Some of his notable pupils include Brian Jackson, Štěpán Koníček, Libor Pešek, Jan Tausinger, and Martin Turnovský.
As a conductor, Ančerl followed a recognizably Czech tradition. Along with Václav Talich, Karel Šejna, Václav Neumann and others, he helped foster a distinctly Czech orchestral sound. Rhythmic sharpness, vibrant dynamics, and a keenly etched sound were hallmarks of his conducting style. While these characteristics were especially evident when he conducted his home orchestra, the Czech Philharmonic, he also persuaded orchestras as diverse as theToronto Symphony, the Vienna Symphony and the Royal Concertgebouw Orchestra to play with a distinctive Czech sound. In addition to both the indigenous characteristics of Ancerl's work on the podium, especially in repertoire to which that would apply, and an always flexibly molded incredibly minute attention to, ear for detail, there was a grace, a spiritually infused lyricism absorbed by a love of life, of nature to Ancerl's music-making - sample his discs of Martinu Fifth and Sixth Symphonies, Mahler Ninth on Supraphon - that was a clear stand-out. He himself, certainly a few others have, may have attributed some of this to the horrors he witnessed, experienced during the war. An innate classical sense to his work in Mozart, Beethoven, Brahms was fully remarkable as well.

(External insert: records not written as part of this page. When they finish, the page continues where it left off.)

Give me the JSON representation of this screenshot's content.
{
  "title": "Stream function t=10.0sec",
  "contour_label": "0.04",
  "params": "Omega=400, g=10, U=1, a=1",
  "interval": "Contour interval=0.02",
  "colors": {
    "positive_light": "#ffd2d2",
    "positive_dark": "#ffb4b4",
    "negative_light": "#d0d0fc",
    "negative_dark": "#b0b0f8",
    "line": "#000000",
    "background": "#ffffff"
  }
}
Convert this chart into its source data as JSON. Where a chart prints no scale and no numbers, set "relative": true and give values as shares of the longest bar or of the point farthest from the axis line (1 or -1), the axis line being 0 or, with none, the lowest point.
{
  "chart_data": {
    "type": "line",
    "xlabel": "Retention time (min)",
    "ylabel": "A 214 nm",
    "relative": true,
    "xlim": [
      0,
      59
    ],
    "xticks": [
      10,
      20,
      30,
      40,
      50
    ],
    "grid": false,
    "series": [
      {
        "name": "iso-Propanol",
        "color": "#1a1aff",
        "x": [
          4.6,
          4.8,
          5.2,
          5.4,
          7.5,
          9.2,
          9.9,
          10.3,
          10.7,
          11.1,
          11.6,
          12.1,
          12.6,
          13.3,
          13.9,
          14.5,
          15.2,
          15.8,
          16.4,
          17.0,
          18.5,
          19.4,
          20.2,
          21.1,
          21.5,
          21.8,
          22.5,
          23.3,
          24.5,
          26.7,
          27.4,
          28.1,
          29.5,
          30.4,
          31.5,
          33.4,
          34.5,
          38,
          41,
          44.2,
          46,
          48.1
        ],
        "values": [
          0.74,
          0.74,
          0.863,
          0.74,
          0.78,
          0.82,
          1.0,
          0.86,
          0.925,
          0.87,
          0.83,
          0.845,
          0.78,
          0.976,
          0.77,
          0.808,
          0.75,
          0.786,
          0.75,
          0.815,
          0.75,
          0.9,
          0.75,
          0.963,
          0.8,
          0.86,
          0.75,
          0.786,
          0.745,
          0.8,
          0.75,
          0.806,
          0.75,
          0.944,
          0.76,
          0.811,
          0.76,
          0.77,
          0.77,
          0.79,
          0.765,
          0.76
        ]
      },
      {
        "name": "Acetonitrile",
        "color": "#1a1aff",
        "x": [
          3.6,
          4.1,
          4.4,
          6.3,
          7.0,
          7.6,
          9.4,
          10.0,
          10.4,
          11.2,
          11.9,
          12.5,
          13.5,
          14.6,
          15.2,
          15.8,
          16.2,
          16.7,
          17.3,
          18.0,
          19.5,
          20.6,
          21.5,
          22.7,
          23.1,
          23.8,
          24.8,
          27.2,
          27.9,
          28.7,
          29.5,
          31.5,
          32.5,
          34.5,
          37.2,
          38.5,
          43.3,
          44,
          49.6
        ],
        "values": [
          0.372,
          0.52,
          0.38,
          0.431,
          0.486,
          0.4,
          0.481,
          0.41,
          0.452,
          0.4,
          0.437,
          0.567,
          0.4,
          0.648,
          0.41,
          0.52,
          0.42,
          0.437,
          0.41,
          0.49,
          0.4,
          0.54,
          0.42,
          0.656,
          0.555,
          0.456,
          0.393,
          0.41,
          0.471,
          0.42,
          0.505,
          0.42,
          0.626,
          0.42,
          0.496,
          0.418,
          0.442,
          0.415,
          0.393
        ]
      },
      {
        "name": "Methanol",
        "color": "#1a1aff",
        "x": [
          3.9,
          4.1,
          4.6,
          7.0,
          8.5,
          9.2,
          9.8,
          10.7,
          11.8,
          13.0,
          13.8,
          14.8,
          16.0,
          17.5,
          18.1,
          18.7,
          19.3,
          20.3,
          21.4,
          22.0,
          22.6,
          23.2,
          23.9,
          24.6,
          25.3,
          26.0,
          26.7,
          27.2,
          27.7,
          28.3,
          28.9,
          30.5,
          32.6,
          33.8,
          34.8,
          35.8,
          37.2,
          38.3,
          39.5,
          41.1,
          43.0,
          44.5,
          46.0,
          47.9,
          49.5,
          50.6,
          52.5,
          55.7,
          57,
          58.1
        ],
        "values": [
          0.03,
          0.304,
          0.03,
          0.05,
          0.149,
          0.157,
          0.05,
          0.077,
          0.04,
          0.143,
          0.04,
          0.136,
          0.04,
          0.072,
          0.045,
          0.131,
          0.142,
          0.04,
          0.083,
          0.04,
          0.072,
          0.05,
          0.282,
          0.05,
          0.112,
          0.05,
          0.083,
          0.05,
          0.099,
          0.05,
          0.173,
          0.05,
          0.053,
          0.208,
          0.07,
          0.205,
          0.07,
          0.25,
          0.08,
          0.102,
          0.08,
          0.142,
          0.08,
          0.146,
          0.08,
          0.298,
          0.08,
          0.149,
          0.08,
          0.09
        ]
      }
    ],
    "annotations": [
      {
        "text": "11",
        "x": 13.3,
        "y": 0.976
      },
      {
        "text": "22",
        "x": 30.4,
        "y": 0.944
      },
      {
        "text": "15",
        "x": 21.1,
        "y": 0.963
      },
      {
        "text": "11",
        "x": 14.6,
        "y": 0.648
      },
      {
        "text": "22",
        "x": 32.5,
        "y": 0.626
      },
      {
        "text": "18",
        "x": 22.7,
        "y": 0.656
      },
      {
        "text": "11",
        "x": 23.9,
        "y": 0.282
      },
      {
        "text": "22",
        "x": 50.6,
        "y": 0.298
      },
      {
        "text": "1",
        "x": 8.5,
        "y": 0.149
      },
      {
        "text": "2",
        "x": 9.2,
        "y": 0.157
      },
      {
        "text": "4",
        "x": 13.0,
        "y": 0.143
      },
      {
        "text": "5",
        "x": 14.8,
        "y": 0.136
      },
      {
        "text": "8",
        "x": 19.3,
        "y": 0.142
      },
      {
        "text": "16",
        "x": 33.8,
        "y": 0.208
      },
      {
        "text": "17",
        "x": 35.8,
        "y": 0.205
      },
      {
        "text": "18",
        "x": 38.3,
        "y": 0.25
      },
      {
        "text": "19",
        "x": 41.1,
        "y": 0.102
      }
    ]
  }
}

Ančerl remains highly regarded as a recording artist. His broad range of recordings for the Czech Supraphon label have been carefully remastered for theKarel Ančerl Gold Edition, which was awarded the Grand Prix du Disque by l'Académie Charles Cros. In addition to performances of Czech composers, including Antonín Dvořák, Bedřich Smetana, Leoš Janáček, Bohuslav Martinů and Miloslav Kabeláč, Ančerl is also admired for his interpretations of 20th-century composers, such as Gustav Mahler, Igor Stravinsky, Béla Bartók, Sergei Prokofiev and Dmitri Shostakovich, as well as the Toronto-based organist/composer Healey Willan. He also championed less widely known Czech composers, such as Jan Hanuš, Iša Krejčí, Otmar Mácha and Ladislav Vycpálek. Performances with several orchestras have appeared on labels such as Tahra, CBC Records and EMI. Line Classics has issued some radio recordings made during the late 1940s, when Ančerl returned to Prague.